Fisher: Stocks Cheap, Focus on "Other Side of The Valley"

What will the turnaround look like? According to Kenneth Fisher, Forbes columnist and CEO of Fisher Investments, it won’t be a long, drawn-out process. In a speech given at the third annual NASDAQ MarketSite Conference in October, which is now available on Equities Magazine’s web site, Fisher says that historically the nature of bottoms is “V-like” meaning that whatever you lose at the end of a bear market you make up just as quickly after the market bottoms. For long-term investors, losing another 15 or 20 percent by staying invested during the final part of the bear market is immaterial, because they’ll make that up just as fast as they lose it. And, that final part of the bear market is usually small compared to the ensuing gains you get from the next bull market.
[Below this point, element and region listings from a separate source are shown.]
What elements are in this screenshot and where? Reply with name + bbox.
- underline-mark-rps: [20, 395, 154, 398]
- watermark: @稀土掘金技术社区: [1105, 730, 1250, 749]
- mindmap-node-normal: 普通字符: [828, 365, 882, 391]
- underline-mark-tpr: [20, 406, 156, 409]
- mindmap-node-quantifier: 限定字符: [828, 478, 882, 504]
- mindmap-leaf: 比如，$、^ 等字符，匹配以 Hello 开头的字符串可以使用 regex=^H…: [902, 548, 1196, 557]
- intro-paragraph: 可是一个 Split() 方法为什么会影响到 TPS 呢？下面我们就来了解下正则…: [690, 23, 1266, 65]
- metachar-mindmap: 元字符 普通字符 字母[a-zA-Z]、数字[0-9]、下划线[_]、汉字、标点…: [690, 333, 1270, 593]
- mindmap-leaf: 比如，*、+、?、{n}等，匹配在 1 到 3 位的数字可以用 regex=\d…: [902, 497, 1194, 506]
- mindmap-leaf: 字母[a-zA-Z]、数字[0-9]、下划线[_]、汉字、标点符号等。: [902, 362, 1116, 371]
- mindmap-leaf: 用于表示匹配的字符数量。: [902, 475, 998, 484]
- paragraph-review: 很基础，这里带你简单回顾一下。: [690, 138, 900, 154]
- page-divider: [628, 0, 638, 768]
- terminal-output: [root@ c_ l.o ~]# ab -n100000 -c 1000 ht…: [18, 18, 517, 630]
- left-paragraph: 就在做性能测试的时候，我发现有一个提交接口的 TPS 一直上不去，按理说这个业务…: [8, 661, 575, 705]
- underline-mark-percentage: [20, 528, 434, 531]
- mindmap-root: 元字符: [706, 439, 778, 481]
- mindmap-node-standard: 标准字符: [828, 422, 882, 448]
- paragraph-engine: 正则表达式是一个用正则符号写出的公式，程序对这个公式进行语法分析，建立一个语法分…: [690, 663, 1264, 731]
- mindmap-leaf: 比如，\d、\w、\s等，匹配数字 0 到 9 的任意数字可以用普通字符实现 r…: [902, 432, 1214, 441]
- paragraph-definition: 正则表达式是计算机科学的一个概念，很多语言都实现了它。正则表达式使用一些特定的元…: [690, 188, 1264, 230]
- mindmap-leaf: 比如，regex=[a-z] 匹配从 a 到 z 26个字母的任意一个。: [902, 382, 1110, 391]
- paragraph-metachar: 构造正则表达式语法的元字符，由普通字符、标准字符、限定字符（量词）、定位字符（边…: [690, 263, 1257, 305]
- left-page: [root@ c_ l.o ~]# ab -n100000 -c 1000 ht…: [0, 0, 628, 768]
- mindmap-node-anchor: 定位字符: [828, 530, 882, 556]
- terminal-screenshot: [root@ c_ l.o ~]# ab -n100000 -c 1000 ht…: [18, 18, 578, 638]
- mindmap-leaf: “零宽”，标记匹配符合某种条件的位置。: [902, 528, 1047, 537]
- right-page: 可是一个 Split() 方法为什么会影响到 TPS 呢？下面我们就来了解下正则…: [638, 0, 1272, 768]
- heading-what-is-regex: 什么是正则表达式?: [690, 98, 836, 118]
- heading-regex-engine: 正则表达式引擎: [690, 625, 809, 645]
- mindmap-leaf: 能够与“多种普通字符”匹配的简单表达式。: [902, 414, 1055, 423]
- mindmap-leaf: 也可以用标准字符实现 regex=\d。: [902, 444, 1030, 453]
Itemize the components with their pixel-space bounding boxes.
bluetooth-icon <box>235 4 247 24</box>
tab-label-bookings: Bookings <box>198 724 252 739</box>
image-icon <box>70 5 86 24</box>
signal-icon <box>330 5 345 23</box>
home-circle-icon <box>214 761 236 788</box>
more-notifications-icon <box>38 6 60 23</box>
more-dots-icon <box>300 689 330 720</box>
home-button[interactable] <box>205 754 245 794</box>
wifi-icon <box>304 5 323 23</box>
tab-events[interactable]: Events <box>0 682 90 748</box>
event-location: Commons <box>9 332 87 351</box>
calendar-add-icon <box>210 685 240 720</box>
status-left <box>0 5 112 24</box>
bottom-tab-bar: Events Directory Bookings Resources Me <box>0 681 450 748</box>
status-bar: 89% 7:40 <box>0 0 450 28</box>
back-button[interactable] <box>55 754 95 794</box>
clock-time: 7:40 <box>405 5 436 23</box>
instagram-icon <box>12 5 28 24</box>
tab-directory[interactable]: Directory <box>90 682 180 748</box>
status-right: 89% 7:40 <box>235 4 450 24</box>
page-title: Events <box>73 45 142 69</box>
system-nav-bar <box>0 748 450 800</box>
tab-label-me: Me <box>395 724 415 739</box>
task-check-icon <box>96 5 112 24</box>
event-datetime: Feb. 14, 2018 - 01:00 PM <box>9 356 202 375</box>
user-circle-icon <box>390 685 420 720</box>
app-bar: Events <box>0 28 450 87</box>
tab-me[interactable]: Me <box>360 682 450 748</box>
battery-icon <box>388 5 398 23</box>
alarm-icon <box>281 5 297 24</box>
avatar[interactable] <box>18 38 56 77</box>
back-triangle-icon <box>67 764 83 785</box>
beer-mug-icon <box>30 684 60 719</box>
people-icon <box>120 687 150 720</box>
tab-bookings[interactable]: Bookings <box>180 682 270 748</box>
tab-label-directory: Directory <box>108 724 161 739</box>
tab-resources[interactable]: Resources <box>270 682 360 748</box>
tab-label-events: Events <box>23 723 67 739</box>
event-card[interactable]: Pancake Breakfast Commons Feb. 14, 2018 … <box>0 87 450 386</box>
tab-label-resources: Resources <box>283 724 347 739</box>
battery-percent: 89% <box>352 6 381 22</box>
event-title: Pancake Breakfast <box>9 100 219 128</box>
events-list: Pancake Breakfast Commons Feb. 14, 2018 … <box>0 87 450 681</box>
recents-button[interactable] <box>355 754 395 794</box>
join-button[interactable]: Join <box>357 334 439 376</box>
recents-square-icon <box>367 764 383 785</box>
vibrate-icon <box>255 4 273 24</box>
Fisher says that recently, investors have been, in a sense, walking downhill to a valley and looking at their feet, and each next step downward. What they are failing to see is that ahead of them a bit, there is a big rise that will take them out of the valley.

When adjusted for tax and interest rates, Fisher says stocks are cheaper than they’ve been in all but the oldest investors’ lifetimes. He shows how that is true by comparing the global earnings yield to the global bond rate.

Fisher also had some harsh words for Federal Reserve Chairman Ben Bernanke, who he called “nonfeasant”, and Treasury Secretary Henry Paulson, who he called “simply evil”. He said the current liquidity crisis could have been tamed by lowering bank reserve requirements and lowering the discount rate markedly compared to the federal funds rate.